Let’s start with a brief history of EDM, beginning with Kraftwerk. Considered one of the forefathers of EDM, this German band has been crating music with machines since the late 60s. Kraftwerk built their own instruments and considered themselves scientists over entertainers. They pushed the boundaries of what music could be by experimenting with beams of light, feedback, and tape loops.
Wendy Carlos is a key player (pun intended). She demonstrated that the synthesizer was a bonafide real instrument. Her 1968 surprise-hit album, Switched-On Bach, brought synths from the experimental side to pop culture.

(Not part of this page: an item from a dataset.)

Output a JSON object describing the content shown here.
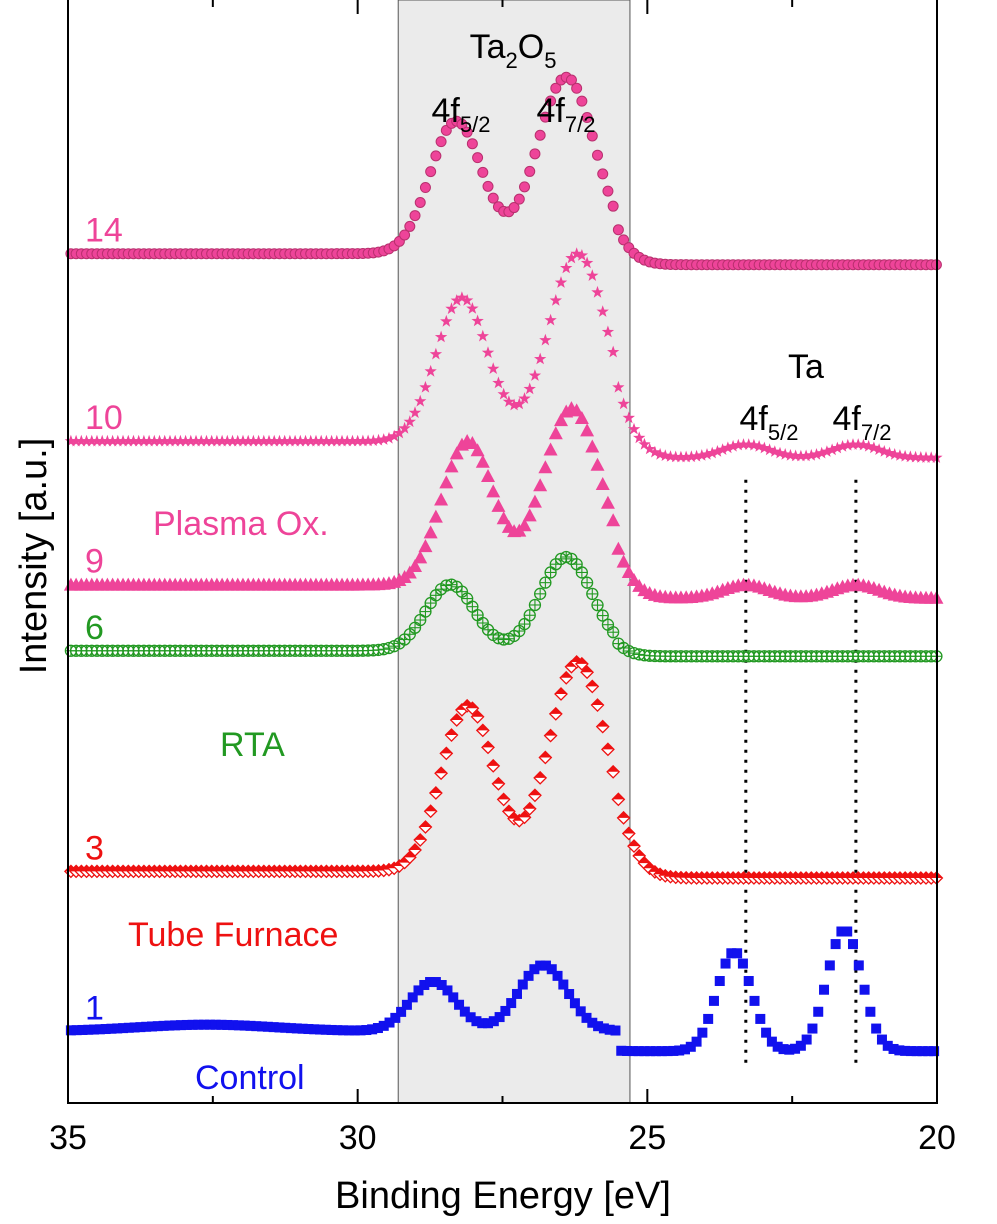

The 70s belonged to disco which borrowed several traits from hippie culture such as psychedelia, free-form dancing, and trippy lights. The sound of Disco came from Motown (such as the Supremes’ “You Keep Me Hanging On”) as well as Funk (such as Sly & the Family Stone). Big name producers such as Nile Rodgers and Quincy Jones began to record session musicians and produce hits for artists whose only purpose was to supply vocals.

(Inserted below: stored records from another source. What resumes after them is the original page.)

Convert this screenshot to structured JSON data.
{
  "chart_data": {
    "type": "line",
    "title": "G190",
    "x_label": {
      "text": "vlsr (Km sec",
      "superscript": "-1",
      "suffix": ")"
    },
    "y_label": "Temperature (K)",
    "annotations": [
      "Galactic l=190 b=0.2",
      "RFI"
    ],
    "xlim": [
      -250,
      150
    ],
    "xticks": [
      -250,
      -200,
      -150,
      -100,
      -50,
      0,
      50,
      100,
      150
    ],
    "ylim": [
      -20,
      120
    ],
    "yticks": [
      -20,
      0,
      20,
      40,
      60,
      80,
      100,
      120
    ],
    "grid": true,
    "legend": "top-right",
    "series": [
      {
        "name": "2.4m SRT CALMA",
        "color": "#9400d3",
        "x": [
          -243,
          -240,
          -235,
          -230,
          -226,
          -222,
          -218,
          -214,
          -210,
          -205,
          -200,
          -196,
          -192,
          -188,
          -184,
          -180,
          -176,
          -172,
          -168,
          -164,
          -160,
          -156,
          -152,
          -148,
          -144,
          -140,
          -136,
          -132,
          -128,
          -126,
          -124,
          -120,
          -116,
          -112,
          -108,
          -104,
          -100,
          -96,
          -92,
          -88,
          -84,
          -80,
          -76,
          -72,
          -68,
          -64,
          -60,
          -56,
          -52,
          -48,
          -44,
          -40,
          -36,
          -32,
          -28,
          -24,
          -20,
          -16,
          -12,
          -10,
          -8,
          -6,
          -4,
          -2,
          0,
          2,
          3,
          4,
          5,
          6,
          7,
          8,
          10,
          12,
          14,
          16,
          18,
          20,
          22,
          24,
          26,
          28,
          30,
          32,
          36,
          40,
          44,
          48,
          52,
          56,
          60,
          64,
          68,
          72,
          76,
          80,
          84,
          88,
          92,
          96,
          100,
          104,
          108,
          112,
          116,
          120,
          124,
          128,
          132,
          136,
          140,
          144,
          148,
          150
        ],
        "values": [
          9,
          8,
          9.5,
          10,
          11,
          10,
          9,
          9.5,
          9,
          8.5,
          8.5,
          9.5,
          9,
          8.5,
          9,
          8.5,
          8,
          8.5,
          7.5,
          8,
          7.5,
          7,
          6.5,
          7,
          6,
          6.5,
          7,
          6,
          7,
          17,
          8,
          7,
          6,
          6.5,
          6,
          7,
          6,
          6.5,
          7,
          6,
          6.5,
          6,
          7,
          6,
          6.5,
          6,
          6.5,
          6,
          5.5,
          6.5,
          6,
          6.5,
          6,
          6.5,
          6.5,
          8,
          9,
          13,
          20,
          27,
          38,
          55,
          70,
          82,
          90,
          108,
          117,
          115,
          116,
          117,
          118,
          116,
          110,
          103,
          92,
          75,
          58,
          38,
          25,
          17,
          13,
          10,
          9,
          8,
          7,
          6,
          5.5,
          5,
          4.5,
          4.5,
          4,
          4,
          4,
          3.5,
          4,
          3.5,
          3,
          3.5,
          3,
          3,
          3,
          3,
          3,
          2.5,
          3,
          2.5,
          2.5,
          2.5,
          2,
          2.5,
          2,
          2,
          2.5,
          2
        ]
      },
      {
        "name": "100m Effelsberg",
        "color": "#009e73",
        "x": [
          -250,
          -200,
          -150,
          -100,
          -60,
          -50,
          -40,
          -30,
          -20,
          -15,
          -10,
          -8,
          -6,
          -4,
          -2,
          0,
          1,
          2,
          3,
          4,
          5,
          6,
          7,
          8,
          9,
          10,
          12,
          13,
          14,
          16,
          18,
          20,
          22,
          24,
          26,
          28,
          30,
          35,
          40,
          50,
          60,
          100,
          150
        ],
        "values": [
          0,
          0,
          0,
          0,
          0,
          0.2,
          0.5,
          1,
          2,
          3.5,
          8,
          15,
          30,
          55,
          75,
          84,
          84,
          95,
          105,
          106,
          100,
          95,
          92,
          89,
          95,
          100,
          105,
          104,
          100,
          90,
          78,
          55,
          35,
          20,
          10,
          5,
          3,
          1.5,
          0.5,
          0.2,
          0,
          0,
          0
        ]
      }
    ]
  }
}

Disco may have culminated with the highly controversial “Disco Demolition Night” in 1979 but that did not stop EDM from evolving. House music, named for the Warehouse nightclub where Frankie Knuckles spun records, took Disco to a new level. Diva vocals and four-on-the-floor kicks survived the name change but many of the live drum, bass, and horn lines gave way to drum machines, the sampling of disco records, and synth-based tracks. The Roland TR-909 drum machine was possibly the single most important instrument that signified the sound of House.
Rock & pop music of the ‘80s differed from that of the ‘60s and ‘70s in the increased use of keyboards. New Wave bands seemed to have more of an interest in dancers than listeners and many times focused on the irresistible 4/4 Disco rhythm. Depeche Mode and Soft Cell were pioneers of New Wave. Their brand of synth-rock heavily influenced dance music.
Unlike House music’s tight connection to Disco, Techno was strictly electronic music. The first known use of the term occurred in Detroit in 1988 when Juan Atkins created a track called “Techno Music”. Techno can be described as a minimalist, almost mechanical house music. By 1992, techno bore almost no relationship to the funky beats and rhythms of house music. It took on a more hypnotic, tribal sound. Dark pounding rhythms mixed with a soulful feel and a stripped down vibe, which was the result of the limited available technology at the time. The Roland TB-303, TR-909, and TR-808 were the only instruments obtainable to those without a huge budget. Many of the early tracks were written with these alone and then recorded to two-track cassette tapes.